From this, our proposed API is, which should also help clarify a bit how things
work:
• Enable shard keys using database create: `PUT /db?use_shard_key=true`.
Default false.
• For databases where this is enabled, every document needs a shard key.
• Upload a document: `PUT /db/<shardkey>:<dockey>`
• In these databases, documents need user-specified document IDs as the
shard key needs to be set by the user.
• Therefore reject POSTing documents to /db for simplicity (rather than
having validation of an _id field).
• Other things that create documents will need the validation of document ID
too:
• Copy a document. Same as now but reject when destination document id
does not have a shard key.
• Calls like `POST /db/_bulk_docs`, `POST
/db/_design/mydoc/_update/myupdatefunction` and others that accept documents
via POST bodies will need to inspect the body for shard keys.
• Get a document: `GET /db/<shardkey>:<dockey>`.
• Special documents:
• Design documents and local documents have no shardkey in their docID.
This is enforced.
• Reject documents with IDs of the form `<shardkey>:_design/foo`.
• Query requests introduce a shardkey into the path, following an explicit
`_shardkey` path part:
• Mango: `POST /db/_shardkey/<shardkey>/_find`.
• Views
• `GET
/db/_shardkey/<shardkey>/_design/mydoc/_view/myview?include_docs=true`
• `POST
/db/_shardkey/<shardkey>/_design/mydoc/_view/myview?include_docs=true`
• Query results are restricted to documents with the shard key
specified.

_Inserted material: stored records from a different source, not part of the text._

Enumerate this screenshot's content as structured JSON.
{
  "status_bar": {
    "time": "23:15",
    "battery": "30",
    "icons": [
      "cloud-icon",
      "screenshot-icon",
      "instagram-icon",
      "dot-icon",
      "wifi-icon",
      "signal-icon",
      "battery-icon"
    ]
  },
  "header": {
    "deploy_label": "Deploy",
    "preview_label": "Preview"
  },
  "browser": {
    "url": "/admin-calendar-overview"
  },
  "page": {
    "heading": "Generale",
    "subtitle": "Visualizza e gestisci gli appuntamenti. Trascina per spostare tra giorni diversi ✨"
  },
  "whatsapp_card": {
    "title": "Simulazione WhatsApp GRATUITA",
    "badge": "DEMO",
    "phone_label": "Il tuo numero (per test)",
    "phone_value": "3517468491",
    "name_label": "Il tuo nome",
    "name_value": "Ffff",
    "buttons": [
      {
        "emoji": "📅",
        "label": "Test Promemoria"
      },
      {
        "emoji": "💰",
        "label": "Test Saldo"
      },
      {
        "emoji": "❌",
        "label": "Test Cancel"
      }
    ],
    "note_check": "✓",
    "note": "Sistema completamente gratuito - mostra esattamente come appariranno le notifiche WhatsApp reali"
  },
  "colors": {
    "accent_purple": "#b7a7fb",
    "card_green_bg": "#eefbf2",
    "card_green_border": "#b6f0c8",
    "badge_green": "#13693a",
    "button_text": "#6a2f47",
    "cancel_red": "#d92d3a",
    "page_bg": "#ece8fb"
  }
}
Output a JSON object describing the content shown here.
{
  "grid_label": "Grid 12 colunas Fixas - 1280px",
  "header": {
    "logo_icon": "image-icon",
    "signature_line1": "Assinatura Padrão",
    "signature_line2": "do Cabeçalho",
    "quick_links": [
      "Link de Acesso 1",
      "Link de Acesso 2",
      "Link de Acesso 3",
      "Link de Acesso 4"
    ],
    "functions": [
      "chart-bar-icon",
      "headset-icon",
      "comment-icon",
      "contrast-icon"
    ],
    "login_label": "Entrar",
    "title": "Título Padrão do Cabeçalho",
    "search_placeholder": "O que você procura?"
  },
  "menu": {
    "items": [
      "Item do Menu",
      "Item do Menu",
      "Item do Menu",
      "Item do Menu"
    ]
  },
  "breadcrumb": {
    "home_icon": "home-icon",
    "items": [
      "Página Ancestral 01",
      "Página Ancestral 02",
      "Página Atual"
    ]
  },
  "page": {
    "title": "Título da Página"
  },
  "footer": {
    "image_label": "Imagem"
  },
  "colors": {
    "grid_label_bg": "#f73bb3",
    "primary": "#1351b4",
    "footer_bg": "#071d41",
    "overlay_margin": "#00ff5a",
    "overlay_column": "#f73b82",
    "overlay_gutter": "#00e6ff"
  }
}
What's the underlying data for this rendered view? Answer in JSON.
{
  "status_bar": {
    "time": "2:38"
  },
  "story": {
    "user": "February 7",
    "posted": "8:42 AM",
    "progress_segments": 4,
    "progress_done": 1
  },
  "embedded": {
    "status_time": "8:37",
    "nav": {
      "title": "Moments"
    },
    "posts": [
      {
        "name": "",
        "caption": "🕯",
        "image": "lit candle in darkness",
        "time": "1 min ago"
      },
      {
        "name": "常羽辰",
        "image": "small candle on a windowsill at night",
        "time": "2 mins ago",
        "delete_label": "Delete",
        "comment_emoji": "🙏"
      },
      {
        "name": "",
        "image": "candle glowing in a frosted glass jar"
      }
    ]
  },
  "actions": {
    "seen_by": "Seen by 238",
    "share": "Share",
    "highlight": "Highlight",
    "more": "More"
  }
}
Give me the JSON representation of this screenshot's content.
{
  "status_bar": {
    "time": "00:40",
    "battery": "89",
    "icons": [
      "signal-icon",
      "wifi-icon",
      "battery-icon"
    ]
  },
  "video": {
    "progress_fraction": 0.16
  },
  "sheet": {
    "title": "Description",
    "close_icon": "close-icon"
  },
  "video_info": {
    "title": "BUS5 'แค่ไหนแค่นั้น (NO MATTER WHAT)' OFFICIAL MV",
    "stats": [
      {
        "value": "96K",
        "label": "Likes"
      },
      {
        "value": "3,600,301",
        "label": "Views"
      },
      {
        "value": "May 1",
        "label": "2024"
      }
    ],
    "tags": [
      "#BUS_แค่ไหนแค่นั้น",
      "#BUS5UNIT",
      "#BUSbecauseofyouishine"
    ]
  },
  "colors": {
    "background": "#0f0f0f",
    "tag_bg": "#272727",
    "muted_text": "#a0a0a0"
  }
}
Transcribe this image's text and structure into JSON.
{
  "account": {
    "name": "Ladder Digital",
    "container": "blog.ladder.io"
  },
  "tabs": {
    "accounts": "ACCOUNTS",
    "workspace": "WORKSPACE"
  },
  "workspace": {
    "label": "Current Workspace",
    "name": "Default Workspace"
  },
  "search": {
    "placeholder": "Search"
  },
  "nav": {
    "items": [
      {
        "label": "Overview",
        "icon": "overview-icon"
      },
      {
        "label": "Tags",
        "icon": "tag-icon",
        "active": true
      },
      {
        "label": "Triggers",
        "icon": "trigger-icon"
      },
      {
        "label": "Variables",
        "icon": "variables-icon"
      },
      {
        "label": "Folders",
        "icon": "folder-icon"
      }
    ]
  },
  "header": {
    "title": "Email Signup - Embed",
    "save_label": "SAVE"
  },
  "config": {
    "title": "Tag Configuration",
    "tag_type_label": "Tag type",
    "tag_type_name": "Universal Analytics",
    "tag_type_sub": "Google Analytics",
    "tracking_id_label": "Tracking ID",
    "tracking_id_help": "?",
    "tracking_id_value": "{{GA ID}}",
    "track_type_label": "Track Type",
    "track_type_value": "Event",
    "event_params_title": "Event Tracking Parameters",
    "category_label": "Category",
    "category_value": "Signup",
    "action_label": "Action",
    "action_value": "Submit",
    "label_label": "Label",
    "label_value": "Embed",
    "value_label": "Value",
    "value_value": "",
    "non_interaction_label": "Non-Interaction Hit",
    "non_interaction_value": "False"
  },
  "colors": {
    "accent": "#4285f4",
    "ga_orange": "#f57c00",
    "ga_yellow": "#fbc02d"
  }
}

Which makes things harder but leaves the door open for future things
like shard-splitting without changing result sets. And it seems like what one
would expect!
• The above is a white list of APIs, so a few notes on some cases I've left out
with reasons:
• _all_docs (can see uses, but would rather keep API small to start
with). Note that Mango depends on the internal _all_docs API.
• _changes (use-cases better served by explicit shard API).
## What are we NOT addressing here?
This proposal only provides indirect shard addressing -- it's specifically not
covering things discussed previously [1] per-shard changes feeds where one
needs to directly address each shard. The shard key only controls the bucketing
of documents into shards and doesn't say anything about, for example, whether
two shard keys end up on the same shard -- that's an internal detail.
I'd really appreciate thoughts and comments before Cloudant get started on
implementation of this.
Mike.
[1]: https://issues.apache.org/jira/browse/COUCHDB-2791